If implemented, the rule likely will not have the impact rolling back the ball or reducing clubhead size (two ideas consistently bandied about) would. But it is groundbreaking territory nonetheless. The proposal is the culmination of a two-year research study, and the end result is that the USGA wants to reduce the impact of grooves to what it was 20 years ago--in some ways a make-up call for the perceived mishandling of the groove situation by the USGA in the late 1980s and early 1990s.

Dick Rugge, the USGA's senior technical director, refuses to point fingers or lay the blame at his predecessors for the groove situation spinning out of control. "The equipment is much better today and that made it much easier to do the research," he said. "We have more resources and more engineering people. And we had the impetus to do it, which was 20 years of data from the tour. That showed us there was a problem."

The USGA has never admitted there was a distance problem, even with 20 years of data and a long list of people who know the game well telling so. And we're in year 5 of the ball study, yet they pick grooves after 2 years and little demand for a rules change.

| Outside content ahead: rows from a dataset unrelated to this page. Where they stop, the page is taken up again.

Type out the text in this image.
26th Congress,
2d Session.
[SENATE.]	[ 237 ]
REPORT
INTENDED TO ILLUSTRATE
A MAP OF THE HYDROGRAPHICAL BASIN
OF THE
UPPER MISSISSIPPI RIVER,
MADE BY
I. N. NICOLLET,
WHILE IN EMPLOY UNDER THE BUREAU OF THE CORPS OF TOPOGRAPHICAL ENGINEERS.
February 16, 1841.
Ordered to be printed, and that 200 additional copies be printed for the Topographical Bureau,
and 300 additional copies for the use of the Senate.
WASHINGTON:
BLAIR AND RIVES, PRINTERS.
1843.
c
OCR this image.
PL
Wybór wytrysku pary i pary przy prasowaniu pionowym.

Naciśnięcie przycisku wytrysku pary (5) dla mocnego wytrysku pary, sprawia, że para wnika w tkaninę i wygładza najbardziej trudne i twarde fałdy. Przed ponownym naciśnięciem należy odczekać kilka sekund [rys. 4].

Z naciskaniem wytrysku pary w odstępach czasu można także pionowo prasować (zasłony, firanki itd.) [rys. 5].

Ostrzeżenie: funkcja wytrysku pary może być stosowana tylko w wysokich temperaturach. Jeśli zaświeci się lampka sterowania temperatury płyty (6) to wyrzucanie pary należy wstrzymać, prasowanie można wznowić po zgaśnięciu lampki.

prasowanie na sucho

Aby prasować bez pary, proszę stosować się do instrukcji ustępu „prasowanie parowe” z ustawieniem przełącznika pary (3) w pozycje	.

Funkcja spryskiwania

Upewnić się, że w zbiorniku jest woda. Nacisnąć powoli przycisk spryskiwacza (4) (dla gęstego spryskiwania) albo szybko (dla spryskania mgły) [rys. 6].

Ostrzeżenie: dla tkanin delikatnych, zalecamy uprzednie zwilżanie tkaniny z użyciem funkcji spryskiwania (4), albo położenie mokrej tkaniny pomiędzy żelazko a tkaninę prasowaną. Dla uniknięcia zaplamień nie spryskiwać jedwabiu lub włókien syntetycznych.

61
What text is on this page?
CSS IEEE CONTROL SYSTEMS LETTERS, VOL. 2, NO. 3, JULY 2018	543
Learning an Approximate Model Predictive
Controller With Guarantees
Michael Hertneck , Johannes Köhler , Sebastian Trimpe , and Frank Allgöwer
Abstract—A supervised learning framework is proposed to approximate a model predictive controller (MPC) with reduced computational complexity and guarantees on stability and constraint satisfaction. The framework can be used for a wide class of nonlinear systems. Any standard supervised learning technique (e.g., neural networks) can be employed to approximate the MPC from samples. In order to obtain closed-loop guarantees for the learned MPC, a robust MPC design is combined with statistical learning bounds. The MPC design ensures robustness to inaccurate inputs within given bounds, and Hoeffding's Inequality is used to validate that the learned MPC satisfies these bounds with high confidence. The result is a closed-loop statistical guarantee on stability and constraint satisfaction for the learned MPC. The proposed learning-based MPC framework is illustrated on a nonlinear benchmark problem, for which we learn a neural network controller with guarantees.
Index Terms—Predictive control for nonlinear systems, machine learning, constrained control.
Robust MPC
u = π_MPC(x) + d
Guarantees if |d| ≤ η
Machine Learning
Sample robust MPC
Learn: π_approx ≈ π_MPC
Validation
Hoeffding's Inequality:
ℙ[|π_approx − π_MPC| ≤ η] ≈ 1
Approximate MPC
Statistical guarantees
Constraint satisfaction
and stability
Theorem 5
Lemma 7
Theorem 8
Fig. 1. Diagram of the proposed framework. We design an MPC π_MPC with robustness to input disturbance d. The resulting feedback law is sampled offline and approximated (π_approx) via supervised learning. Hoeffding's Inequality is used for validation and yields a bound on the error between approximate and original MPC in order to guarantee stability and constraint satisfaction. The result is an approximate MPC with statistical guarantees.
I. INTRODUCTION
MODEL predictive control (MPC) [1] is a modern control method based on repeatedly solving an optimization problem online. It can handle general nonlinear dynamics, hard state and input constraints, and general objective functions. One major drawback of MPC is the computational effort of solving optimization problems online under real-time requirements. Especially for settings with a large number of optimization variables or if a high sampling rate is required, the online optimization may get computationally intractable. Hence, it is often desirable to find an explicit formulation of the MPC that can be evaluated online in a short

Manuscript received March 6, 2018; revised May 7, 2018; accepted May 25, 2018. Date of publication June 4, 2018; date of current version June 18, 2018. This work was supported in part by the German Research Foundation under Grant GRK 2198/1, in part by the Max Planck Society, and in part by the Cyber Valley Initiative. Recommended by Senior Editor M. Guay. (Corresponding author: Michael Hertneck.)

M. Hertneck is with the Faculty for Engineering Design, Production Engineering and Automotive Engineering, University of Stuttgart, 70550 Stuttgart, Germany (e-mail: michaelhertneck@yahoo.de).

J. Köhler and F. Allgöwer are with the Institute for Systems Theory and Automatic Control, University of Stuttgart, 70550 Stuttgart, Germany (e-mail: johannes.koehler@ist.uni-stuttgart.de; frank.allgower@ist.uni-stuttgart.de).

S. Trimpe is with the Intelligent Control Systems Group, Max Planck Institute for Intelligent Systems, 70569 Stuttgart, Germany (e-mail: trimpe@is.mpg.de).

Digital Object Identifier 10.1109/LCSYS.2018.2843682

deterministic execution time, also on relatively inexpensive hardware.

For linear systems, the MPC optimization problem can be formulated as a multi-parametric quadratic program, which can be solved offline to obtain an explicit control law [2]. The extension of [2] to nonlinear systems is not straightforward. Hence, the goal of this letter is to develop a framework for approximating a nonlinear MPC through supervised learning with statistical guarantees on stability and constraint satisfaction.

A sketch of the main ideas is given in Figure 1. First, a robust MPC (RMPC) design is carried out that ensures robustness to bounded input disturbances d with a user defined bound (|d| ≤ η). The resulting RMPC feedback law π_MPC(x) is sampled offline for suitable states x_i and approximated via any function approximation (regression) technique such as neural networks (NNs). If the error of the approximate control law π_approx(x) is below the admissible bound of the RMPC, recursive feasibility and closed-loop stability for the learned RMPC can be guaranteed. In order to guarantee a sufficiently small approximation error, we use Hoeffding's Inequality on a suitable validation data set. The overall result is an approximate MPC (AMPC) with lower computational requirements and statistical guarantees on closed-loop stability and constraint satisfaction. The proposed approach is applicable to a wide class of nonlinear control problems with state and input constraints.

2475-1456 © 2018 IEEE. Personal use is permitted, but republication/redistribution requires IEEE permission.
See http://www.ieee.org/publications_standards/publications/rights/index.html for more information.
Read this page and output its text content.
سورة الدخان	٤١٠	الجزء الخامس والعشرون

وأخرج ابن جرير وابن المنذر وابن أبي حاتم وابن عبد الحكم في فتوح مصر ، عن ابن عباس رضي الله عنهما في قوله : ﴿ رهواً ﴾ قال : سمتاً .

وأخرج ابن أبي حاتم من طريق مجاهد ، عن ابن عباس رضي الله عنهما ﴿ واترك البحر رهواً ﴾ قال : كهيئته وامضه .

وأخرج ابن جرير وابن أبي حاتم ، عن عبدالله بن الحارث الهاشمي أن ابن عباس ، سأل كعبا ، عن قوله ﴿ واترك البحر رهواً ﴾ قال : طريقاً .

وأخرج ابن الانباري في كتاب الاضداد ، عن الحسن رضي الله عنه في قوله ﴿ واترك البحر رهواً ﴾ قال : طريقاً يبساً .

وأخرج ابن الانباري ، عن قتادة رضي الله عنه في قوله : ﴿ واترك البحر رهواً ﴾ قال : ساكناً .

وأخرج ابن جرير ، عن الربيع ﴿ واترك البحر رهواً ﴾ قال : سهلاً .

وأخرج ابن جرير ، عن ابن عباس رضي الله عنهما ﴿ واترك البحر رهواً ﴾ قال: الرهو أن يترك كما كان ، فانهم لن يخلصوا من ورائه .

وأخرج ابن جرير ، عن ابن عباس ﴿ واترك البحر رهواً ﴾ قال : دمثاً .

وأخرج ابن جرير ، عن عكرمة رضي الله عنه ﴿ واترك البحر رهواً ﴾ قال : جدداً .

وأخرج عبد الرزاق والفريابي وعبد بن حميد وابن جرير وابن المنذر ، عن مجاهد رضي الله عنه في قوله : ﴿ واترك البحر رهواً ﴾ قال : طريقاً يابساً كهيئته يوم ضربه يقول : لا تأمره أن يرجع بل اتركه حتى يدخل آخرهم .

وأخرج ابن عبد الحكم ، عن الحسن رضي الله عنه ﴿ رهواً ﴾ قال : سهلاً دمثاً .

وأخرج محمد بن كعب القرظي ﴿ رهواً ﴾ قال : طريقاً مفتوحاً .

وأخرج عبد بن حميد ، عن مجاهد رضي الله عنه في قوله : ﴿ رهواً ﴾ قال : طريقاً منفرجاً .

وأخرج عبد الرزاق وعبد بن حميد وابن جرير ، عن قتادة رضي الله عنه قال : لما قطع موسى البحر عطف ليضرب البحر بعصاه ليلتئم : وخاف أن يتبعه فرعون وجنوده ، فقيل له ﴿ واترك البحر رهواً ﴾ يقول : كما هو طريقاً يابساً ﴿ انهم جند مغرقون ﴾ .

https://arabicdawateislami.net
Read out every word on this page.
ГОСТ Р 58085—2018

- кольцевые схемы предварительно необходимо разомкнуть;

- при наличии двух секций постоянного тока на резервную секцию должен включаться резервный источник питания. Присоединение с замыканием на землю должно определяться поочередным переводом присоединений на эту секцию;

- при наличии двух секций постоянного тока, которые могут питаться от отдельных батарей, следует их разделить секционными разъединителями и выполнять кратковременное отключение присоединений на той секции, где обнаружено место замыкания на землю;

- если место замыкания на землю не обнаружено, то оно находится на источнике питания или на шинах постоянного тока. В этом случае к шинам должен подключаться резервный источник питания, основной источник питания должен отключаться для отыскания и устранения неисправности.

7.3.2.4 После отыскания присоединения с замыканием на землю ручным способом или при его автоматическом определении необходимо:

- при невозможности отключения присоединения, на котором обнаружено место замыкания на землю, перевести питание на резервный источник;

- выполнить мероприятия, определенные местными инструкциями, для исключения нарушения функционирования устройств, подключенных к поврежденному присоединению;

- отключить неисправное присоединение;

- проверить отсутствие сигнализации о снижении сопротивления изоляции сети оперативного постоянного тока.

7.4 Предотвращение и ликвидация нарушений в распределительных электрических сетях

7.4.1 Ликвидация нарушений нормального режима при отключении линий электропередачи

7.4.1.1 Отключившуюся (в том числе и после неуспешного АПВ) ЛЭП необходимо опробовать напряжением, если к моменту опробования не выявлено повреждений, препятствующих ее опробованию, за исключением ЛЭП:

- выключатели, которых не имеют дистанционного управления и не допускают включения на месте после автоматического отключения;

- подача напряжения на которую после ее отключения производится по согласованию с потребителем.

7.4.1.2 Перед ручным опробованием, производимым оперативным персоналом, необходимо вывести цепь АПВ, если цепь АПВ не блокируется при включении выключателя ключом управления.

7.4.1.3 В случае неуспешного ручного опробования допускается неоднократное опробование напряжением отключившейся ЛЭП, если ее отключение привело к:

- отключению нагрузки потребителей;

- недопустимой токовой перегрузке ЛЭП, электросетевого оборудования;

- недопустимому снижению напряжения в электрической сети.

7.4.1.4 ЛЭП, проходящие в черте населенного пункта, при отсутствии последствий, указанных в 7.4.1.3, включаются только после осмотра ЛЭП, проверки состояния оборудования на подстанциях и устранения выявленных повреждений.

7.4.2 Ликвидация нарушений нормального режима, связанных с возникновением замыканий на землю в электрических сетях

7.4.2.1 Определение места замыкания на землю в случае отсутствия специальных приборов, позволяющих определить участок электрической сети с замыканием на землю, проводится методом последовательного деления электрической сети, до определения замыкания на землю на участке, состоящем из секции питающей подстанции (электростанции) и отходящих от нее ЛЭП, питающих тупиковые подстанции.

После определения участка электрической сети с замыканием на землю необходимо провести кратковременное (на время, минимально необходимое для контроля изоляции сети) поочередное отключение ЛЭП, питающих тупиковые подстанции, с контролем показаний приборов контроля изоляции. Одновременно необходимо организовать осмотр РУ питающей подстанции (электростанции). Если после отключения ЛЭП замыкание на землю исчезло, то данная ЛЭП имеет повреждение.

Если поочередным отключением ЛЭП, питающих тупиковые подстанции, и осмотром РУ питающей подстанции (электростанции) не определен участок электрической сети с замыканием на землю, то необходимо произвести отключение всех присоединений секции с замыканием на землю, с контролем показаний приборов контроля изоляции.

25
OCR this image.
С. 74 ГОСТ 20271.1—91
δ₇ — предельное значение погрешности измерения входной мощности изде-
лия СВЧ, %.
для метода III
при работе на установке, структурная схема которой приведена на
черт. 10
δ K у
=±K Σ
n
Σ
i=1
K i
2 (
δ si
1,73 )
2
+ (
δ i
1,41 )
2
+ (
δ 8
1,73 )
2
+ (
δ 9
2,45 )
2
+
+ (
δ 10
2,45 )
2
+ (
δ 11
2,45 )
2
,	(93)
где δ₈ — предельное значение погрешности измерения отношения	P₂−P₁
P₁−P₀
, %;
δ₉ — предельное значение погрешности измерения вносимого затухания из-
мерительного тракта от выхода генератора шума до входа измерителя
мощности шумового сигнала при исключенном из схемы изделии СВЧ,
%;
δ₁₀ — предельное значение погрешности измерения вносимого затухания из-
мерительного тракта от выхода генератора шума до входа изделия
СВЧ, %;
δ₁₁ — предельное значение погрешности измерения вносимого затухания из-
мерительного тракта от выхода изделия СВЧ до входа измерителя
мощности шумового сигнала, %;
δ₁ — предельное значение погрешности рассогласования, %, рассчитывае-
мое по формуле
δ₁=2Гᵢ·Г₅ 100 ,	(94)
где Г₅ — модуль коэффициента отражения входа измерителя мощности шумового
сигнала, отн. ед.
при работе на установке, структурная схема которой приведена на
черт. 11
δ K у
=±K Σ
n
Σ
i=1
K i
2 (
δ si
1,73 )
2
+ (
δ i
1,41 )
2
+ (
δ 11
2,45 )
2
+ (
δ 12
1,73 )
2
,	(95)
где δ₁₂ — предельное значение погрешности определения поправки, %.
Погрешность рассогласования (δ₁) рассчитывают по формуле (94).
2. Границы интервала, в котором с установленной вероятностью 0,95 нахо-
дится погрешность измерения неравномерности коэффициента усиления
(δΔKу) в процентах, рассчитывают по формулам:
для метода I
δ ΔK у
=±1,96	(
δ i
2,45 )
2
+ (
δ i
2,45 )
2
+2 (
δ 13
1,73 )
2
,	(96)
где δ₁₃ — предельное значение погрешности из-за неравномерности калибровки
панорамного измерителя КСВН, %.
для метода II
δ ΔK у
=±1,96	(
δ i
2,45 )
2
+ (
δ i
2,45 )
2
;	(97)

The data Rugge speaks of is a correlation coefficient using the PGA Tour's money list and four primary statistics--driving distance, greens in regulation, putting and driving accuracy--since 1980. It revealed that while as recently as the late 1980s accuracy was as much an indicator of success as putting, the relationship between accuracy and success is now almost nonexistent.

Therefore, data should show that rough isn't costing the top players much in the way of shots.

Oops, this chart accompanying the piece would seem to say otherwise:



"With the amount of tournaments we have that are invitationals, it doesn't make sense to do more."

Doug Ferguson reports on the inevitable player complaints about adding another invitational, you know, to speed up play in that hot D.C. July weather (because it's the only place it gets hot!).
"It's the most totally wrong thing I've heard of in a long time that's sticking it to the players," [Rich] Beem said March 8.

PGA Tour commissioner Tim Finchem has said that the AT&T National, to be played July 5-8 in Washington with Woods as the host, likely would be considered along the lines of tournaments run by Jack Nicklaus and Arnold Palmer that have limited fields.

The Memorial Tournament has a minimum of 105 players, while the Arnold Palmer Invitational at Bay Hill has a minimum of 120 players, although 133 eligible players already have committed to play next week in Orlando.
"I was shocked when I heard that," Brad Faxon said. "We've got players looking for spots, and we're replacing a tournament that had a full field. With the amount of tournaments we have that are invitationals, it doesn't make sense to do more."
"We're trying to get back more spots throughout the year, and all of a sudden we're going to have a limited-field tournament? That goes against everything the players voted on with the playoff system," Beem said. "If that stays the way it is, I promise you there will be some action taken."

He said players can override the board if it gets support of 66 percent of the voting membership.